20 March 2016

El Anatsui

El Anatsui
Stressed World
2011

     Sewn together with copper wire, more than 2’000 bits of discarded aluminium tinker and breathe in unison, forming Anatsui’s curious perception of what the married words ‘stressed’ and ‘world’ mean to him. Bent, scarred and coloured differently, each aluminium scale (once a bottle cap or component of a food tin) embeds into Anatsui’s work an idiosyncratic history of its past use, however long a time this may have lasted. It creates for itself a tiny but significant niche from which it may comfortably expose its story with humility, forming a link that is both invaluable and inseparable to those surrounding it. As one, the scales crystallise into a single breadth of hide, barked and wrinkly, but entirely intact. Their collective imperfections strive to illustrate the strength in their continued existence; the fight against deterioration and their disposal as things supposedly no longer needed and wanted.
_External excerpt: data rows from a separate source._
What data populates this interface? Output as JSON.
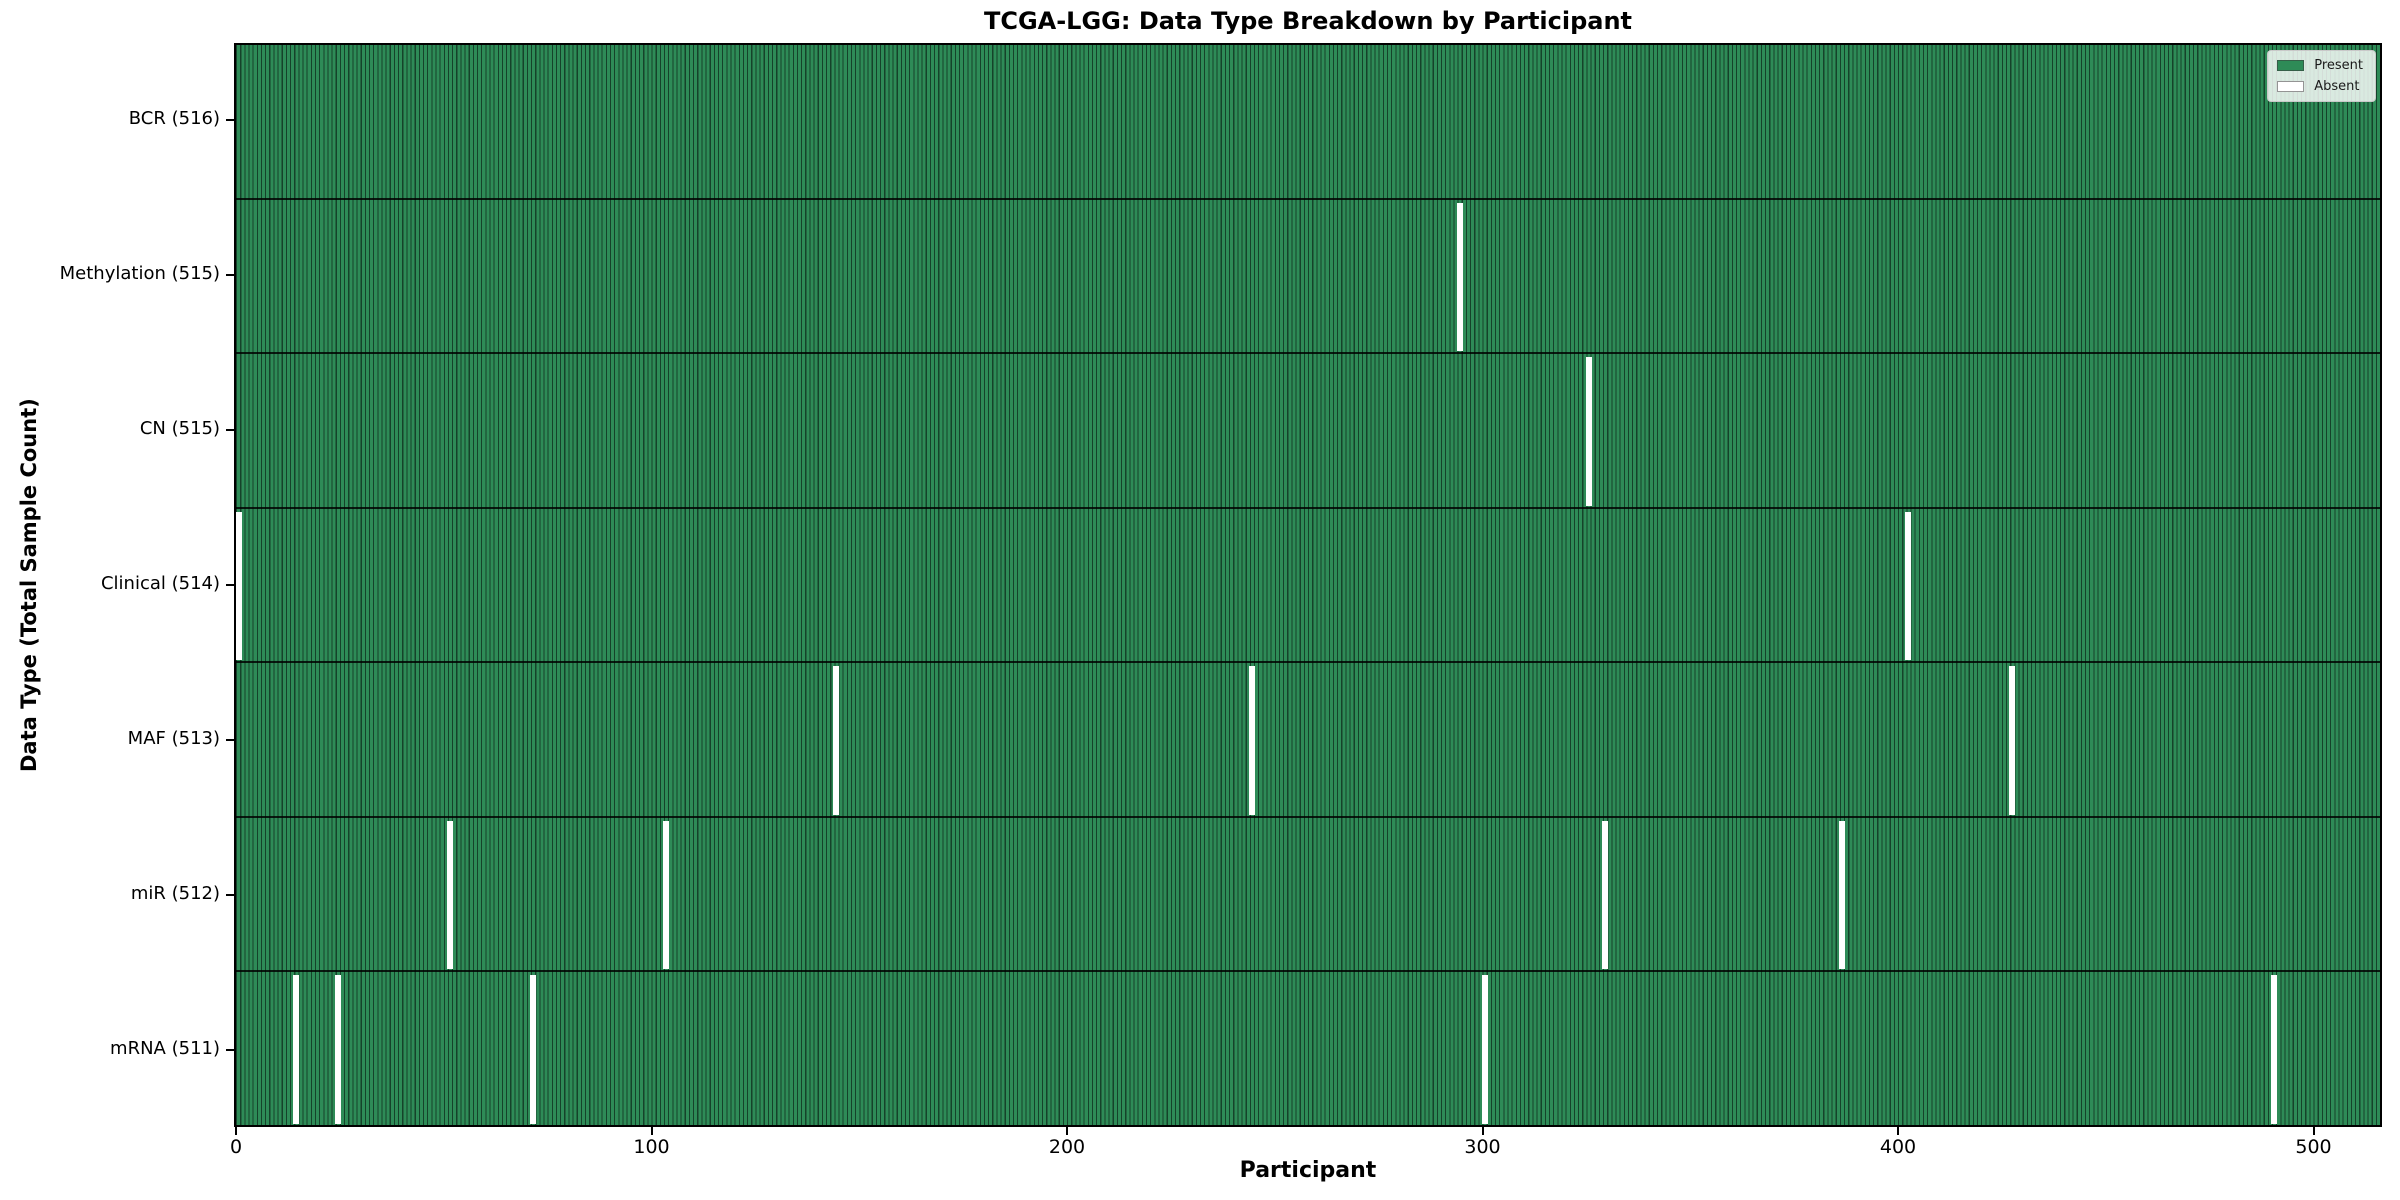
{
  "chart_data": {
    "type": "heatmap",
    "title": "TCGA-LGG: Data Type Breakdown by Participant",
    "xlabel": "Participant",
    "ylabel": "Data Type (Total Sample Count)",
    "x_ticks": [
      0,
      100,
      200,
      300,
      400,
      500
    ],
    "x_range": [
      0,
      516
    ],
    "n_participants": 516,
    "legend": [
      {
        "label": "Present",
        "color": "#2e8b57"
      },
      {
        "label": "Absent",
        "color": "#ffffff"
      }
    ],
    "colors": {
      "present": "#2e8b57",
      "absent": "#ffffff",
      "bar_edge": "#15422a"
    },
    "rows": [
      {
        "label": "BCR (516)",
        "total": 516,
        "absent_participants": []
      },
      {
        "label": "Methylation (515)",
        "total": 515,
        "absent_participants": [
          294
        ]
      },
      {
        "label": "CN (515)",
        "total": 515,
        "absent_participants": [
          325
        ]
      },
      {
        "label": "Clinical (514)",
        "total": 514,
        "absent_participants": [
          0,
          402
        ]
      },
      {
        "label": "MAF (513)",
        "total": 513,
        "absent_participants": [
          144,
          244,
          427
        ]
      },
      {
        "label": "miR (512)",
        "total": 512,
        "absent_participants": [
          51,
          103,
          329,
          386
        ]
      },
      {
        "label": "mRNA (511)",
        "total": 511,
        "absent_participants": [
          14,
          24,
          71,
          300,
          490
        ]
      }
    ]
  }
}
They emulate the drive behind evolution, or at least that which defines the constant regeneration of something’s purpose and function, as well as the unlikely place from which a new face of beauty may surface. Anatsui’s metal weave expresses the power of self-healing; the ability to grow from pain and use one’s wounds beneficially; the test of tolerance and sustainability, and the resulting reaction and recognition of one’s new skin.